Feeding your horse while away from home and on transit can pose some challenges. This scenario is especially true for horse owners and their furry pals joining competitions for the first time. For one, the new environment may cause discomfort for the horse, affecting its appetite and digestion. Moreover, some horses are sensitive to changes in smells and flavours, and food and water coming from the competition site may be too different from what they’re used to consuming at home.
Because of these challenges, you’ll need to prepare ahead of time and create your horse’s meal and feeding plan. For example, you can consult your equine dietitian or use special online tools to help horse owners, such as Mad Barn, make a personalized diet plan. This way, you can avoid any adverse changes in feeding and appetite, behaviour, temperament, and energy levels. You can also help your horse avoid stomach issues and other ailments which can be detrimental to its performance.

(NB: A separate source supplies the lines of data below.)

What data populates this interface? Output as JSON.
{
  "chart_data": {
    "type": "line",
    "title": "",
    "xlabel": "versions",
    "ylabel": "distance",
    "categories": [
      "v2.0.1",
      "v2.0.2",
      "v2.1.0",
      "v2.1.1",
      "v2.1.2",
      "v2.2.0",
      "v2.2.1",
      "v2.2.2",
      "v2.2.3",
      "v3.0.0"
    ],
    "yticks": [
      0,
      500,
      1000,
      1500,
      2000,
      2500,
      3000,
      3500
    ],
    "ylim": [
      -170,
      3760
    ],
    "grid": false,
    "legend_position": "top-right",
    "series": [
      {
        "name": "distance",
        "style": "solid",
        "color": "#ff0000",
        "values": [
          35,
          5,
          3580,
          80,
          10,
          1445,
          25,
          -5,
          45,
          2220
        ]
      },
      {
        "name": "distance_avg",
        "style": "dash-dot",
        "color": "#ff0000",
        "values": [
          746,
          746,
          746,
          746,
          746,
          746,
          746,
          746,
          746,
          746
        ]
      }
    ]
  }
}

If you’d like some tips on how to feed your horse correctly during competitions, consider the following points:
- Monitor Caloric Intake
Your horse may engage in more physical activity during competitions, affecting its behaviour and appetite. However, while your horse may use more energy, it’s essential to keep the caloric intake at regulated levels. Feeding your horse more calories than required can cause weight gain, stomach upset, and lethargy, while giving it too little food may weaken its bones and muscles.

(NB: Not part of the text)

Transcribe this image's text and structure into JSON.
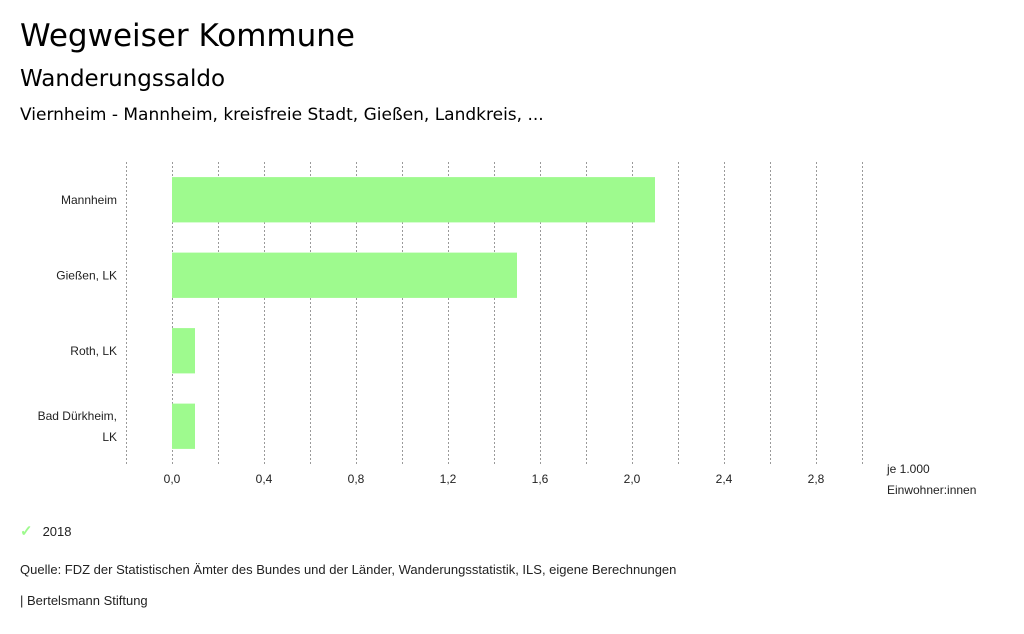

With this in mind, you’ll need to monitor your horse’s caloric intake to ensure that it’s getting the right amount of nutrition it requires to function optimally. For instance, you’ll need to ensure that it consumes 1.5% of its body weight in forage. Give no more than two kilograms of food per feeding to keep meal sizes more manageable for digestion. Then, you can divide the rations into smaller portions if the horse displays any signs of distress to avoid stomach upset.
- Consider Your Horse’s Temperament
Like humans, your horse’s health and functioning are also affected by its natural character and temperament. For instance, some horses are naturally withdrawn, less energetic, and non-sociable. Meanwhile, other horses can be more excitable and fussier than others. These differences in demeanour can help owners determine the best way to feed their horses and care for their well-being.
While food can’t change your horse’s temperament, the quality of nutrition and your feeding strategy can affect its behaviour in specific ways. For example, in the case of horses with an aggressive or excitable character, equine experts advise against giving feeds high in grain, as the added sugar and starch can make them grow more restless. Instead, you can help them feel full and content without being high-strung with food rich in healthy fats and fibre.
Contrariwise, you can help your less-energetic horse build more enthusiasm and motivation for intense tasks such as show-jumping by giving it food items or occasional treats that release energy fast, such as cereal-based feeds.
- Follow Recommended Macronutrient Levels
Performing horses may require a different set of macronutrients to help its body cope with physically-demanding tasks involved in competitions. For instance, you may need to incorporate more protein sources for your horse to help it strengthen its muscles and recover from physical exertion faster. On the other hand, you’ll also need specific vitamins and minerals to boost energy and protect the mane and hoof quality.
It’s essential to keep track of your racehorse’s macronutrient intake, as it’s common for animals to receive less nourishment when owners attempt to control their calorie consumption. To attain balance, you may also need to add supplements to your horse’s diet as prescribed by your veterinarian or equine nutritionist.
- Prevent Dehydration
Horses that participate in competitive sports such as horse racing have an increased need for hydration. To ensure optimal performance and prevent dehydration, you’ll need to supply their water with electrolytes, salt, and potassium. Rehydration also allows your horses to recover from physical exertion fully, so you must provide them with sufficient amounts of fresh, clean drinking water at the right time.
Following the instructions above can help your horse feel more at ease eating in an environment different from what it’s used to. However, some horses can get fussy, especially if they notice changes in the smell and flavour of their food and drink. If this happens, you can consider adding flavours to your horse’s water for a period until it gets used to the taste. You can then incorporate the flavour into the water from the competition site to make it easier for your horse to drink.
Moreover, you may also need to consider bringing your forage and other food items that your horse enjoys. Doing so will help you prevent feeding and stomach issues and ensure that the horse will eat enough to feel energized for the event.